Eager-beaver lawmakers

Haslam has proposed to terminate the high-end inheritance tax over five years beginning in 2013, with each incremental step being paralleled by minuscule deductions in the state's sales tax on food. Eager-beaver lawmakers in the House last week accelerated the phase-out schedule to four years, which at that point would mean the complete loss of a state funding source that now amounts to $90 million a year.

This is malevolently misguided. The state's inheritance tax begins on estates of $1 million, but the bulk of its inheritance tax revenue comes from far larger estates valued in the multi-millions of dollars. The cut would certainly boost the fortunes of Gov. Haslam's family, whose ownership of the Pilot Oil empire is worth billions of dollars.

Regressive taxation

In a state that relies more heavily than any other state on sales taxes -- the most regressive form of taxation -- this gratuitous tax break for the wealthy and the super-rich would simply add insult to injury. The less that average Tennesseans earn, the higher the proportion of their income that goes to state sales taxes. The regressive nature of the state's tax system in a state classified as a low-wage state is already stunning. In a state that levies no general income tax, taking away the inheritance tax on high-income families makes Tennessee's tax structure even more regressive.

The inheritance tax should not be eliminated. Revenue from it should be channeled, for example, to keep the Taft juvenile center open, and to restore cuts in services for the intellectually challenged, and in TennCare.

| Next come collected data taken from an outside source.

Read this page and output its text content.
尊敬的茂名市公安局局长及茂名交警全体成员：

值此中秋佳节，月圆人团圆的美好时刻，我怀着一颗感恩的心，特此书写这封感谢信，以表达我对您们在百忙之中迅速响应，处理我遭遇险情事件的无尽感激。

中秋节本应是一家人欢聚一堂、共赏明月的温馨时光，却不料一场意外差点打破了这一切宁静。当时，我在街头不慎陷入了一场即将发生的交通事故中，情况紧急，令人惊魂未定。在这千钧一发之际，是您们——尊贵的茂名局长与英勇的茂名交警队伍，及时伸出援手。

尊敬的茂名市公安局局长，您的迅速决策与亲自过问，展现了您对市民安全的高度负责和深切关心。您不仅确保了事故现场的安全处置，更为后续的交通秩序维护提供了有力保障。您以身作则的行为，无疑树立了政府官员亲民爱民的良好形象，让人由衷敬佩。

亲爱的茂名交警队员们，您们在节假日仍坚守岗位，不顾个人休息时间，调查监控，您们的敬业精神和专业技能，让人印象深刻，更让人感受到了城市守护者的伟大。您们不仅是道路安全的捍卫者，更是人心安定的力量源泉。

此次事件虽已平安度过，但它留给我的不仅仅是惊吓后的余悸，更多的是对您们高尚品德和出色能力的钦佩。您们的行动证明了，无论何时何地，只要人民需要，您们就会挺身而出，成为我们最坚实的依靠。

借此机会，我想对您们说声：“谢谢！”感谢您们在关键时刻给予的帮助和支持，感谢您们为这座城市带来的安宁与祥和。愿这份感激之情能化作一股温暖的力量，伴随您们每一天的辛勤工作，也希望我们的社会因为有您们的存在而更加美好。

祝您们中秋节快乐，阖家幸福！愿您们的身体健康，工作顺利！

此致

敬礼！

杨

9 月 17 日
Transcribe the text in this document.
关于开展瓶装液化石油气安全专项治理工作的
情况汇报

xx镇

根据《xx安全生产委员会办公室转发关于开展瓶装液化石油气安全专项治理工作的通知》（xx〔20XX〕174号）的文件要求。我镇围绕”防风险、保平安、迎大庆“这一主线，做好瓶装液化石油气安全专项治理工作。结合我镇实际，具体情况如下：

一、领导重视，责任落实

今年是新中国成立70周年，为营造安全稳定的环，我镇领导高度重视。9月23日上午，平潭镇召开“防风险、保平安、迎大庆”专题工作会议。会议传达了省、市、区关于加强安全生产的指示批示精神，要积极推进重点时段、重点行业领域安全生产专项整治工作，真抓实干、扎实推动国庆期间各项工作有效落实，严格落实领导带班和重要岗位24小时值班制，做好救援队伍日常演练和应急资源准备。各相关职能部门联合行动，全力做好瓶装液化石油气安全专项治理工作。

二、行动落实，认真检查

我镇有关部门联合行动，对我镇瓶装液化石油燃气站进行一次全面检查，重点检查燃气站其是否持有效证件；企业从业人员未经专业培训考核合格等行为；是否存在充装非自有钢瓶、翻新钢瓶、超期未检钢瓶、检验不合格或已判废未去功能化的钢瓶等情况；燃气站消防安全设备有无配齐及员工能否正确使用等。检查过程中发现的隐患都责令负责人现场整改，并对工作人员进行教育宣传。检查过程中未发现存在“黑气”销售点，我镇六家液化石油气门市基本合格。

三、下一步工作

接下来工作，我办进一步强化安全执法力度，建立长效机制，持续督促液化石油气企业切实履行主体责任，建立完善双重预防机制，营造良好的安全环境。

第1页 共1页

A significant portion of Tennessee's lawmakers care as little for racial equity as for tax fairness. When the predominantly black Memphis city school district began moving two years ago to voluntarily dissolve its school district into the richer Shelby County school district by 2013, Shelby County's legislators got the Legislature to consider a bill to dissolve the state's long-standing ban on new municipal school districts. Never mind that the ban was established years ago to promote racial equity by curtailing fragmentation of integrated countywide school systems.

Bill is stalled

The bill would have let Shelby County racists in the small towns of Arlington, Bartlett, Collierville, Germantown and Lakeland put a referendum on the May 10 ballot to create their own municipal school systems before the Memphis/Shelby school merger. Fortunately, the bill was stalled last week by two events. First, the state attorney general ruled the bill would be illegal before the Shelby County-Memphis school merger occurs. Second was former House Speaker Jimmy Naifeh's impassioned plea to stop a bill clearly designed to maintain racial segregation in Memphis-area schools.

Both bills are now awaiting other committee hearings. Transparency and soul-searching in the cause of tax equity and racial fairness should prompt their demise.